Meyer's interests extended to folk music, ethnology, geography and other topics, striking a chord in students and colleagues.
"He was gifted with an eye for detail I have rarely seen," said Zehavi Husser, an associate professor and chair of the art department at Biola University in La Mirada, California, who earned her doctorate from Princeton in classical archaeology in 2008 with Meyer as her adviser.
Husser said Meyer had an indelible impact on her scholarship and her own teaching. "I learned from Hugo how to approach Roman art and how to evaluate it critically," she said. "Perhaps, most importantly, he taught me always to be open to new ideas. He certainly was. He empowered his students to be the professionals he was training them to be. Consequently, in my own teaching, I have tried to emulate him in this way."
Heather Russo, a 2004 alumna pursuing a doctorate at Princeton with a focus on Roman art and archaeology, first studied the subject with Meyer as an undergraduate. "For him, the ancient world was very much alive and tangible. He reminded his students that looking — truly looking — at objects was a skill to be practiced and developed in just the same way that one practices translating ancient texts," she said.
While Meyer was born in Lüneburg, northern Germany, he spent most of his life in Bavaria. According to Russo, Meyer wore a traditional Bavarian wool jacket in winter — often to visit the newsstand in Palmer Square in downtown Princeton to pick up international publications to keep up his reading skills. "On more than one occasion, casting agents approached him on the street and asked him to be photographed as Santa Claus," said Russo. "He himself acknowledged that he looked the part, but Hugo Meyer was humble when it came to recognizing that he embodied and exuded the accompanying qualities: generosity, kindness of spirit, thoughtfulness and a perpetual twinkle in his eye."
Edward Champlin, the Cotsen Professor of Humanities, also noted that "constant twinkle in his eye" as well as Meyer's keen observation skills as a scholar and teacher — revealed in particular during a graduate seminar on the "Age of Augustus" he co-taught with Meyer several years ago.
"His erudition was massive and his critical standards fierce, and my fondest memory of all comes from one of our seminars on a grey Friday afternoon," Champlin said. "I offered some timid observations on an artwork in one of his slides.
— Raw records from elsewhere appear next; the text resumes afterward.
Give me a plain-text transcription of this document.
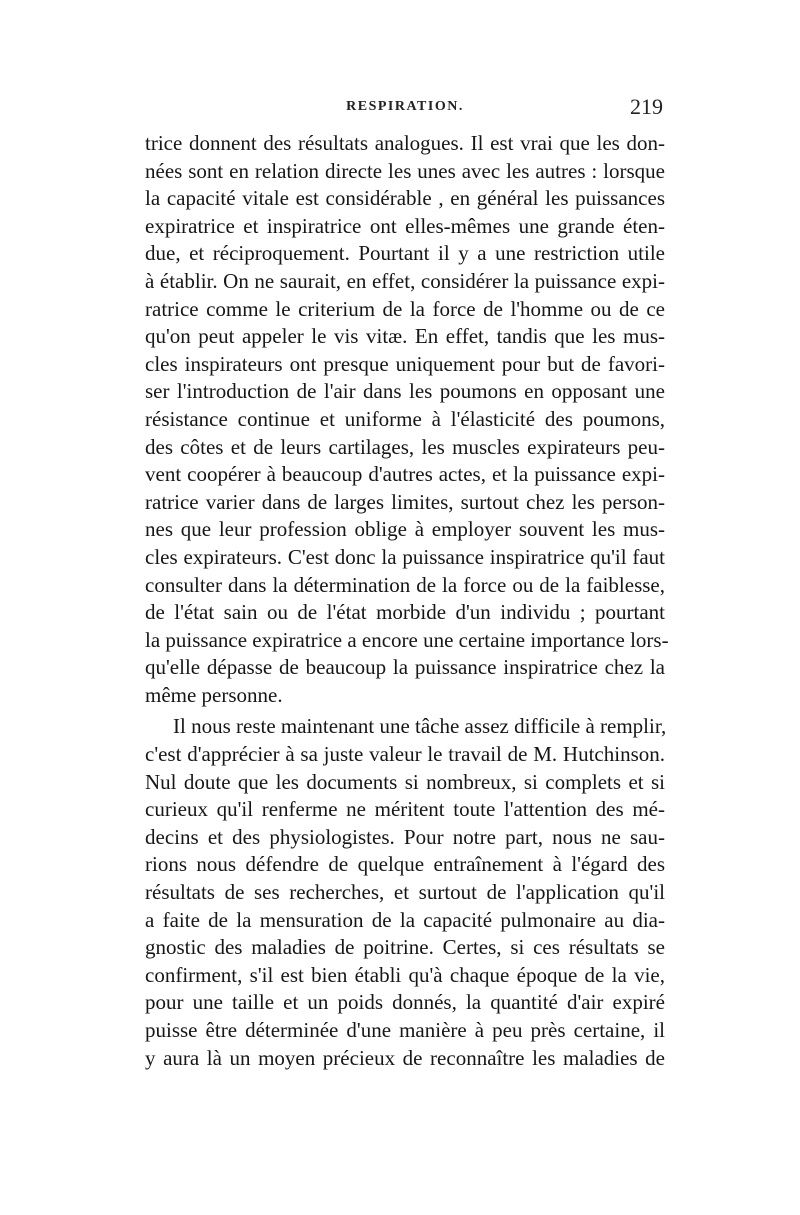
RESPIRATION.	219
trice donnent des résultats analogues. Il est vrai que les don-
nées sont en relation directe les unes avec les autres : lorsque
la capacité vitale est considérable , en général les puissances
expiratrice et inspiratrice ont elles-mêmes une grande éten-
due, et réciproquement. Pourtant il y a une restriction utile
à établir. On ne saurait, en effet, considérer la puissance expi-
ratrice comme le criterium de la force de l'homme ou de ce
qu'on peut appeler le vis vitæ. En effet, tandis que les mus-
cles inspirateurs ont presque uniquement pour but de favori-
ser l'introduction de l'air dans les poumons en opposant une
résistance continue et uniforme à l'élasticité des poumons,
des côtes et de leurs cartilages, les muscles expirateurs peu-
vent coopérer à beaucoup d'autres actes, et la puissance expi-
ratrice varier dans de larges limites, surtout chez les person-
nes que leur profession oblige à employer souvent les mus-
cles expirateurs. C'est donc la puissance inspiratrice qu'il faut
consulter dans la détermination de la force ou de la faiblesse,
de l'état sain ou de l'état morbide d'un individu ; pourtant
la puissance expiratrice a encore une certaine importance lors-
qu'elle dépasse de beaucoup la puissance inspiratrice chez la
même personne.
Il nous reste maintenant une tâche assez difficile à remplir,
c'est d'apprécier à sa juste valeur le travail de M. Hutchinson.
Nul doute que les documents si nombreux, si complets et si
curieux qu'il renferme ne méritent toute l'attention des mé-
decins et des physiologistes. Pour notre part, nous ne sau-
rions nous défendre de quelque entraînement à l'égard des
résultats de ses recherches, et surtout de l'application qu'il
a faite de la mensuration de la capacité pulmonaire au dia-
gnostic des maladies de poitrine. Certes, si ces résultats se
confirment, s'il est bien établi qu'à chaque époque de la vie,
pour une taille et un poids donnés, la quantité d'air expiré
puisse être déterminée d'une manière à peu près certaine, il
y aura là un moyen précieux de reconnaître les maladies de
He made no comment but as we walked over for a drink afterwards, he dissected what I had said and concluded, 'You have a good eye.' I've been absurdly proud of that remark ever since."
In the 1990s, Meyer embarked on a comprehensive history of imperial Roman art and published two books on sculptural works, the first on the figure of Antinous — Emperor Hadrian's lover and the subject of Meyer's habilitation — and the second, contributions to a catalogue of Roman sculpture in the Princeton University Art Museum. The latter led to the exhibition "A Seleucid Prince in Egypt," which Meyer curated for the State Museum of Egyptian Art in Munich, along with an exhibition catalogue. He also published dozens of essays in books of collected works, journal articles and reviews, and lectured widely.
He continued his scholarship from Munich upon retirement with research trips and travel to sites, museums and landscapes of the Mediterranean world. His interests remained wide and varied; he published on German folk tales and was writing a book on Albert Einstein.
He is survived by his wife, Michaela Fuchs; his daughter, Sibylle Meyer; and her husband, Gabriel Matt.